Performance wise, all trim levels of the CR-V share the same engine and transmission – there is no 6-cylinder or turbocharged option here. Powered by the 2.4-litre, 16-valve, direct injection, dual overhead cam, i-VTEC 4-cylinder Honda Earth Dreams motor, the CR-V happily pumps out 185 horsepower at 6,400 rpm and 181 lb-ft of torque at 3,900 rpm. The base LX can be had in either front wheel drive or the preferred RealTime all-wheel drive model, and all other trims are AWD-only. Mated to the power plant is a continuously variable transmission (CVT). While I am not a big fan thanks to the noise, and elastic-like features that are found in most CVTs, Honda has once again done a great job here. Much like the 2015 Honda Fit CVT I drove not too long ago, it does a great job of getting you where you need to go with minimal fuss and noise.

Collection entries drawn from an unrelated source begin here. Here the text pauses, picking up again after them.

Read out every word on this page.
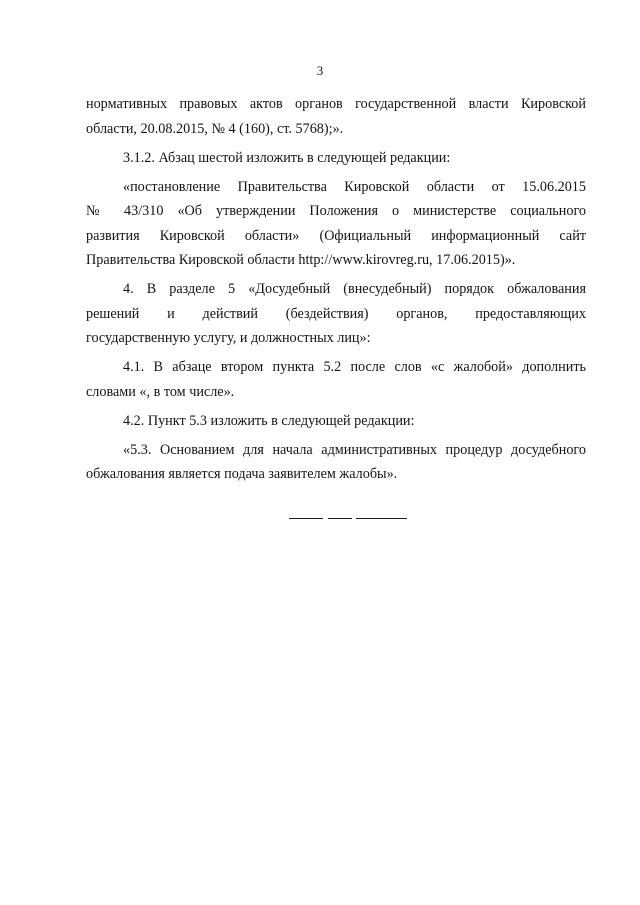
3
нормативных правовых актов органов государственной власти Кировской
области, 20.08.2015, № 4 (160), ст. 5768);».
3.1.2. Абзац шестой изложить в следующей редакции:
«постановление Правительства Кировской области от 15.06.2015
№ 43/310 «Об утверждении Положения о министерстве социального
развития Кировской области» (Официальный информационный сайт
Правительства Кировской области http://www.kirovreg.ru, 17.06.2015)».
4. В разделе 5 «Досудебный (внесудебный) порядок обжалования
решений и действий (бездействия) органов, предоставляющих
государственную услугу, и должностных лиц»:
4.1. В абзаце втором пункта 5.2 после слов «с жалобой» дополнить
словами «, в том числе».
4.2. Пункт 5.3 изложить в следующей редакции:
«5.3. Основанием для начала административных процедур досудебного
обжалования является подача заявителем жалобы».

Over my week with the CR-V I observed fuel economy numbers of around 7.2L/100km highway and 9.2L/100km city. Now, this is where it gets good – these are seriously impressive numbers from a fully loaded CUV, and virtually identical to what we’ve seen in the Mazda CX-5 with its SKYACTIV powertrain. I averaged about 50/50 highway and city during my test week and I observed a very good 8.4L/100km. The 58L fuel tank can also take regular 87-octane fuel happily, and results in relatively frugal fillups.

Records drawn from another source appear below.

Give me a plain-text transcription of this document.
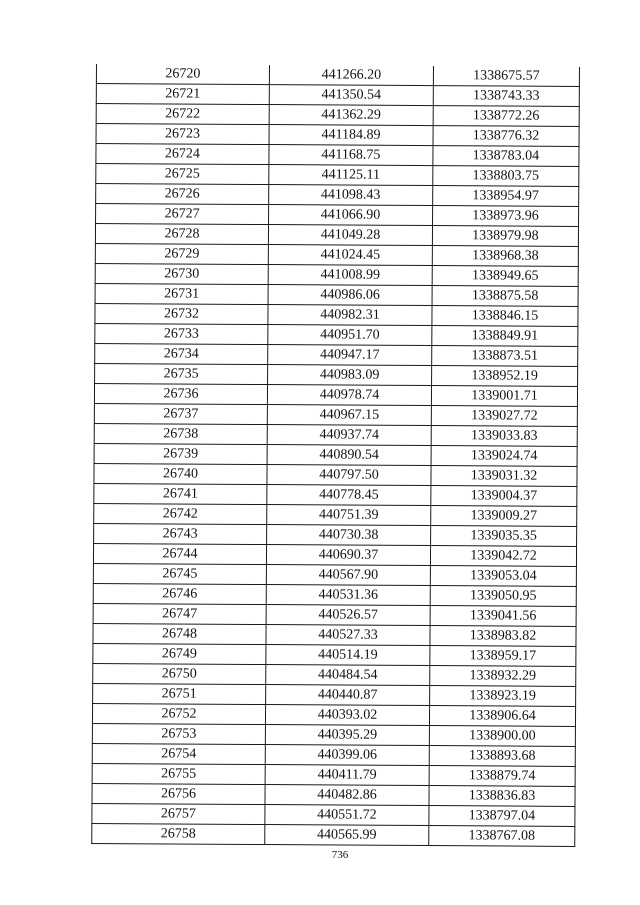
26720	441266.20	1338675.57
26721	441350.54	1338743.33
26722	441362.29	1338772.26
26723	441184.89	1338776.32
26724	441168.75	1338783.04
26725	441125.11	1338803.75
26726	441098.43	1338954.97
26727	441066.90	1338973.96
26728	441049.28	1338979.98
26729	441024.45	1338968.38
26730	441008.99	1338949.65
26731	440986.06	1338875.58
26732	440982.31	1338846.15
26733	440951.70	1338849.91
26734	440947.17	1338873.51
26735	440983.09	1338952.19
26736	440978.74	1339001.71
26737	440967.15	1339027.72
26738	440937.74	1339033.83
26739	440890.54	1339024.74
26740	440797.50	1339031.32
26741	440778.45	1339004.37
26742	440751.39	1339009.27
26743	440730.38	1339035.35
26744	440690.37	1339042.72
26745	440567.90	1339053.04
26746	440531.36	1339050.95
26747	440526.57	1339041.56
26748	440527.33	1338983.82
26749	440514.19	1338959.17
26750	440484.54	1338932.29
26751	440440.87	1338923.19
26752	440393.02	1338906.64
26753	440395.29	1338900.00
26754	440399.06	1338893.68
26755	440411.79	1338879.74
26756	440482.86	1338836.83
26757	440551.72	1338797.04
26758	440565.99	1338767.08
736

Pricing for the CR-V starts at $27,863 for the base LX, and the Touring tested here tops out just over the $38,000 mark. Extras like Honda’s Lane Keep Assist, lane departure warning, adaptive cruise control, and the great LaneWatch blind spot display system are all great for long road trips, and helps the CR-V stand out in its segment. Thanks to Honda’s reputed resale value, great safety ratings and our observed fuel economy, suddenly the CR-V becomes a more and more enticing choice for me if I were in the market for a crossover.